15 Şubat 2013 Cuma

Üçkağıtçılık

Dün metrobüsle karşıya geçerken sol omuz başımda dikilen adam telefonda konuşmaya başladı... Bebeğine lösemi teşhisi konduğunu, ablasından ilik nakli yapmanın mümkün olduğunu, ama hiç paralarının olmadığını telefondaki amcasına anlatan adamın kızarmış gözlerinden yaşlar akıyordu. Telefondaki amcaya 20 lira için olsun yalvaran adam, kalpsiz amcadan red cevabı almasıyla "inşallah bir gün senin çocuklarının başına böyle şeyler gelmez" diyerek telefonu kapattı.

Vicdanı olanın yaşanan trajediden etkilenmemesi mümkün değil. Sağlık problemi yaşayan bir bebek, ilgili ama parasızlıktan perişan olmuş bir baba... Cebinizden en azından beş on lira vermemeniz için bir neden yok. Bir de sırtını sıvazlayıp adamağızın, geçmiş olsun kardeş, inşallah bir an önce şifasını bulur diyesiniz geliyor.

Bense gülümsemeye başladım. Vicdansızlığımdan değil, ama aynı telefon konuşmasını bir kaç ay önce, nereyse kelimesi kelimesine Kadıköy-Bostancı hattındaki bir minibüste dinlemiştim. Tam da bir üçkağıt meselesiyle karşı karşıyaydık.

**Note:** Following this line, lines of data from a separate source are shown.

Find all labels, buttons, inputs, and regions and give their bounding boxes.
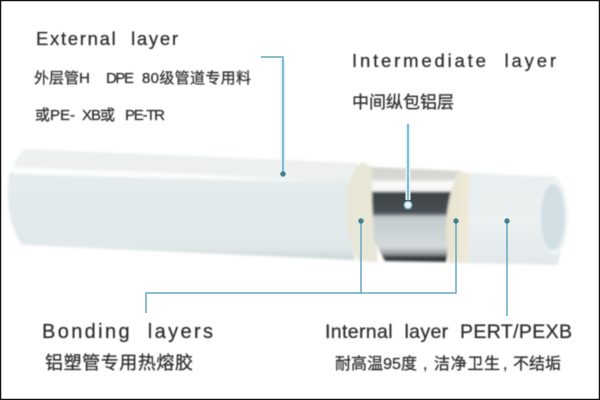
left bonding layer collar (346, 162, 378, 262)
outer layer body (8, 172, 355, 260)
text: external layer: PE-TR (125, 107, 165, 124)
text: intermediate layer (352, 50, 556, 112)
highlight on outer layer (13, 167, 340, 184)
aluminium layer (372, 167, 462, 262)
text: bonding layers (42, 321, 213, 373)
pipe end rim (542, 179, 568, 255)
leader lines (146, 57, 510, 316)
text: internal layer: 不结垢 (513, 355, 561, 373)
text: external layer: 80级管道专用料 (142, 70, 251, 87)
text: intermediate layer: Intermediate layer (352, 50, 556, 71)
text: external layer: XB或 (82, 107, 115, 124)
leader: external layer (261, 57, 286, 177)
pipe illustration (8, 149, 568, 265)
pipe end opening (541, 184, 565, 250)
text: intermediate layer: 中间纵包铝层 (352, 93, 454, 112)
text: internal layer: , (423, 356, 427, 373)
text: external layer (34, 28, 251, 124)
text: external layer: DPE (106, 70, 134, 87)
text: internal layer: 洁净卫生 (434, 355, 500, 373)
text: external layer: External layer (36, 28, 178, 49)
leader: intermediate layer (404, 124, 412, 209)
text: internal layer: Internal layer PERT/PEXB (325, 321, 572, 343)
leader: bonding layers (146, 218, 459, 313)
outer layer top band (13, 149, 358, 190)
text: internal layer: , (503, 356, 507, 373)
text: external layer: 或PE- (35, 107, 75, 124)
right bonding layer (446, 171, 474, 263)
leader: internal layer (504, 218, 510, 316)
text: external layer: 外层管H (34, 70, 90, 87)
text: internal layer (325, 321, 572, 373)
text: bonding layers: 铝塑管专用热熔胶 (45, 353, 193, 373)
text: bonding layers: Bonding layers (42, 321, 213, 343)
inner layer (468, 173, 564, 265)
text: internal layer: 耐高温95度 (335, 355, 417, 373)
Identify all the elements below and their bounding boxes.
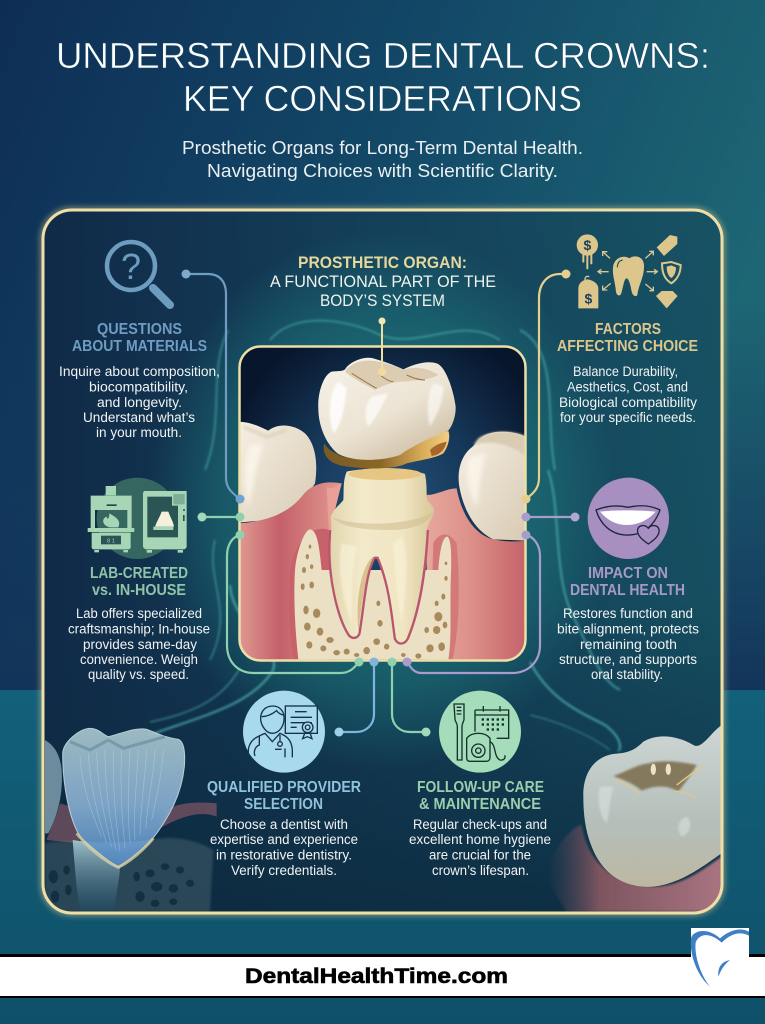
body text: Restores function and [563, 606, 693, 621]
title [56, 35, 710, 119]
connector lines [182, 270, 580, 736]
gum band [47, 802, 217, 843]
subtitle: Prosthetic Organs for Long-Term Dental Health. [182, 137, 583, 158]
subtitle: Navigating Choices with Scientific Clarity. [207, 160, 558, 181]
connector: impact lower loop [407, 535, 540, 673]
heading [570, 565, 685, 599]
body text: oral stability. [591, 667, 663, 682]
bone pores [301, 545, 448, 659]
junction dots on image frame [236, 494, 530, 666]
panel: factors affecting choice [557, 234, 698, 425]
heading [72, 321, 207, 355]
body text [210, 817, 358, 878]
heading: IMPACT ON [588, 565, 668, 582]
subtitle [182, 137, 583, 181]
floating crown [318, 358, 456, 460]
body text [409, 817, 551, 878]
connector: questions [182, 270, 240, 499]
image frame [240, 347, 525, 660]
heading: QUALIFIED PROVIDER [207, 779, 361, 796]
image border [240, 346, 526, 660]
icon: toothbrush, calendar, floss [439, 691, 521, 773]
body text: excellent home hygiene [409, 832, 551, 847]
panel: qualified provider selection [207, 691, 361, 878]
body text: Aesthetics, Cost, and [567, 380, 688, 394]
heading: SELECTION [244, 796, 323, 813]
heading [207, 779, 361, 813]
panel border [43, 210, 722, 913]
body text: Lab offers specialized [76, 606, 202, 621]
prepared tooth and roots [331, 469, 434, 642]
main panel background [43, 210, 722, 913]
occlusal fissure [613, 761, 697, 792]
heading: vs. IN-HOUSE [92, 582, 186, 599]
body text [559, 364, 697, 425]
panel: follow-up care and maintenance [409, 691, 551, 878]
heading: QUESTIONS [97, 321, 182, 338]
title: KEY CONSIDERATIONS [183, 78, 582, 119]
icon: smile with heart [588, 478, 669, 559]
footer band [0, 954, 765, 998]
decorative teal wisps [150, 321, 620, 750]
center heading: prosthetic organ [270, 253, 496, 310]
icon: tooth with factors: $ [584, 290, 592, 306]
side tooth [45, 740, 62, 833]
central pointer line [378, 318, 386, 376]
body text: craftsmanship; In-house [68, 622, 210, 636]
connector: lab [198, 512, 240, 522]
body text: remaining tooth [580, 637, 677, 652]
heading [90, 565, 188, 599]
title: UNDERSTANDING DENTAL CROWNS: [56, 35, 710, 76]
molar illustration, bottom right [547, 725, 722, 912]
right neighbouring tooth [459, 432, 527, 541]
icon: tooth with factors [577, 234, 681, 308]
body text: Balance Durability, [573, 364, 678, 379]
body text: Verify credentials. [231, 863, 337, 878]
heading [557, 321, 698, 355]
central tooth illustration [238, 318, 527, 660]
icon: furnace and milling machine [88, 478, 187, 559]
body text [59, 364, 220, 440]
icon: magnifying glass: ? [121, 246, 141, 287]
body text: biocompatibility, [89, 380, 188, 394]
center heading: prosthetic organ: A FUNCTIONAL PART OF THE [270, 272, 496, 291]
panel frame glow [43, 210, 722, 913]
body text: structure, and supports [559, 652, 697, 667]
enamel striations [80, 750, 163, 852]
root [73, 840, 150, 912]
body text: are crucial for the [429, 848, 531, 862]
icon: tooth with factors: $ [583, 237, 591, 253]
body text: and longevity. [97, 395, 182, 410]
body text: Understand what’s [83, 410, 195, 425]
connector: impact [526, 512, 580, 522]
connector: follow-up [392, 662, 430, 736]
icon: magnifying glass [107, 242, 170, 305]
left neighbouring tooth [238, 422, 316, 523]
heading: AFFECTING CHOICE [557, 338, 698, 355]
footer website text: DentalHealthTime.com [245, 965, 508, 988]
body text: Choose a dentist with [220, 817, 348, 832]
panel: questions about materials [59, 242, 220, 440]
gold band [324, 431, 449, 468]
center heading: prosthetic organ: BODY’S SYSTEM [320, 291, 445, 310]
body text [557, 606, 699, 682]
body text: crown’s lifespan. [432, 863, 529, 878]
heading: FACTORS [595, 321, 661, 338]
heading: FOLLOW-UP CARE [417, 779, 544, 796]
icon: furnace and milling machine: 8 1 [107, 538, 115, 544]
margin line [77, 833, 153, 867]
body text: expertise and experience [210, 832, 358, 847]
body text: in restorative dentistry. [216, 848, 352, 862]
body text: Regular check-ups and [413, 817, 547, 832]
connector: provider [334, 662, 374, 736]
body text: for your specific needs. [560, 410, 696, 425]
heading [417, 779, 544, 813]
heading: DENTAL HEALTH [570, 582, 685, 599]
body text: convenience. Weigh [80, 652, 198, 667]
icon: dentist and certificate [243, 691, 325, 773]
heading: ABOUT MATERIALS [72, 338, 207, 355]
body text: Inquire about composition, [59, 364, 220, 379]
footer logo: blue tooth [691, 928, 749, 987]
heading: LAB-CREATED [90, 565, 188, 582]
body text: in your mouth. [96, 425, 182, 440]
gums [238, 482, 342, 660]
body text: Biological compatibility [559, 395, 697, 410]
body text: provides same-day [83, 637, 197, 652]
periodontal ligament around roots [328, 530, 429, 645]
ghost tooth illustration, bottom left [45, 728, 217, 912]
panel: impact on dental health [557, 478, 699, 682]
panel: lab-created vs in-house [68, 478, 210, 682]
crown [63, 728, 185, 867]
porous bone [45, 838, 213, 912]
gum [547, 825, 722, 912]
alveolar bone [294, 529, 451, 659]
body text: bite alignment, protects [557, 622, 699, 636]
body text: quality vs. speed. [88, 667, 189, 682]
center heading: prosthetic organ: PROSTHETIC ORGAN: [298, 253, 467, 272]
heading: & MAINTENANCE [419, 796, 541, 813]
body text [68, 606, 210, 682]
tooth crown [583, 725, 722, 887]
connector: lab lower loop [227, 535, 359, 673]
connector: factors [526, 270, 570, 499]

Halkla ilişkiler profesyonelleri de, çalıştıkları şirkete/örgüte/şahsa dair çok etkileyici bir hikaye anlatabilirler. Ama hikayenin etkileyici olması kadar doğru olması, halkla ilişkiler profesyonelinin güvenilirliğini, itibarını koruması çok daha önemli.